How metrics will bring providers and payers closer than ever: 5 thoughts

As value-based care models become the new norm of healthcare, providers and payers are going to share claims and clinical data more so now than ever before, according to the Healthcare Financial Management Association, HealthData Management reports

Here's what to know.

1. HFMA issued recommendations on value-based payments to help prepare organization and to "encourage them to collaborate with health insurers on risk-based models."
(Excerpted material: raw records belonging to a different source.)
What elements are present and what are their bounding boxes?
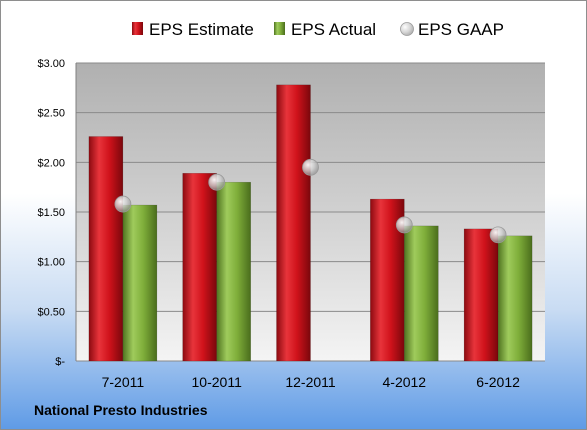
eps-gaap-legend-swatch bbox=[400, 22, 414, 36]
y-tick-label: $3.00 bbox=[37, 58, 65, 70]
eps-gaap-marker bbox=[114, 195, 132, 213]
eps-estimate-bar bbox=[463, 228, 499, 362]
legend: EPS Estimate EPS Actual EPS GAAP bbox=[132, 20, 504, 39]
y-tick-label: $2.50 bbox=[37, 108, 65, 120]
y-tick-label: $1.00 bbox=[37, 257, 65, 269]
eps-actual-legend-swatch bbox=[274, 22, 285, 35]
x-tick-label: 6-2012 bbox=[476, 374, 520, 390]
x-tick-label: 10-2011 bbox=[192, 374, 243, 390]
eps-gaap-marker bbox=[395, 216, 413, 234]
eps-actual-bar bbox=[404, 225, 439, 362]
y-tick-label: $- bbox=[55, 356, 65, 368]
x-tick-label: 7-2011 bbox=[102, 374, 145, 390]
y-tick-label: $0.50 bbox=[37, 306, 65, 318]
x-tick-label: 4-2012 bbox=[383, 374, 427, 390]
y-tick-label: $2.00 bbox=[37, 157, 65, 169]
eps-gaap-marker bbox=[489, 226, 507, 244]
eps-actual-bar bbox=[216, 181, 251, 362]
gaap-markers bbox=[114, 158, 507, 244]
eps-gaap-marker bbox=[208, 173, 226, 191]
bars bbox=[88, 84, 533, 362]
eps-actual-bar bbox=[497, 235, 533, 362]
eps-estimate-legend-label: EPS Estimate bbox=[149, 20, 254, 39]
x-tick-label: 12-2011 bbox=[285, 374, 336, 390]
company-name: National Presto Industries bbox=[34, 402, 208, 418]
y-axis-ticks: $- $0.50 $1.00 $1.50 $2.00 $2.50 $3.00 bbox=[37, 58, 65, 368]
eps-estimate-bar bbox=[276, 84, 311, 362]
x-axis-labels: 7-2011 10-2011 12-2011 4-2012 6-2012 bbox=[102, 374, 520, 390]
eps-estimate-bar bbox=[182, 173, 217, 362]
y-tick-label: $1.50 bbox=[37, 207, 65, 219]
eps-gaap-legend-label: EPS GAAP bbox=[418, 20, 504, 39]
eps-actual-legend-label: EPS Actual bbox=[291, 20, 376, 39]
eps-estimate-bar bbox=[88, 136, 124, 362]
eps-actual-bar bbox=[122, 204, 158, 362]
eps-estimate-legend-swatch bbox=[132, 22, 143, 35]
eps-gaap-marker bbox=[302, 158, 319, 176]
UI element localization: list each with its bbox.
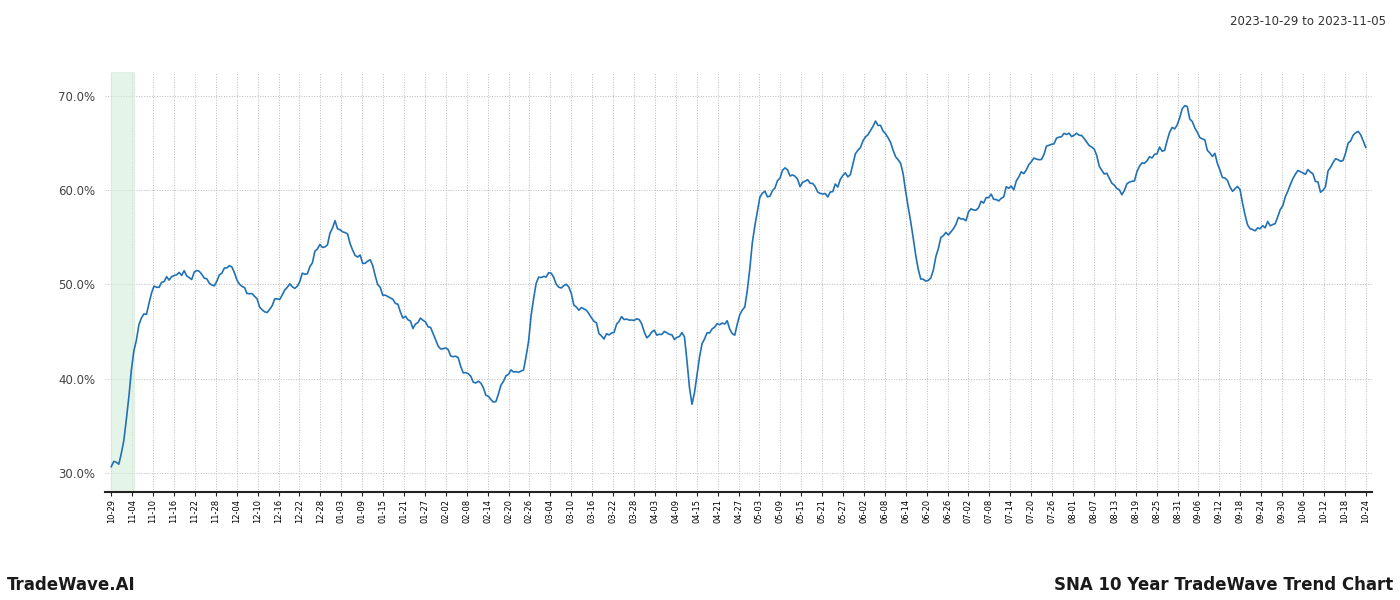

2. The guidelines suggest health plans should provide access to raw claims data and aggregated reports.

HFMA believes that will allow organizations to conduct individual analysis while providing small physician practices with "actionable financial data."

By allowing access to the data, physicians will be able to improve the level of their care, eliminate unnecessary utilization and improve outcomes.

3. New York-based Independent Health, a not-for-profit health plan, provides its partner physicians and providers with practice patterns and other metrics.

Independent Health CMO Thomas Foels said physicians no longer have a sense of their performance, and that providers are hesitant because of the new system of reimbursement.

4. HFMA encourages vendors to share "true data interoperability across electronic health record platforms — without additional financial cost."

5. HFMA said all stakeholders need to collaborate to develop a "unique patient identifier" that will respect privacy while allowing physicians access to the clinical data.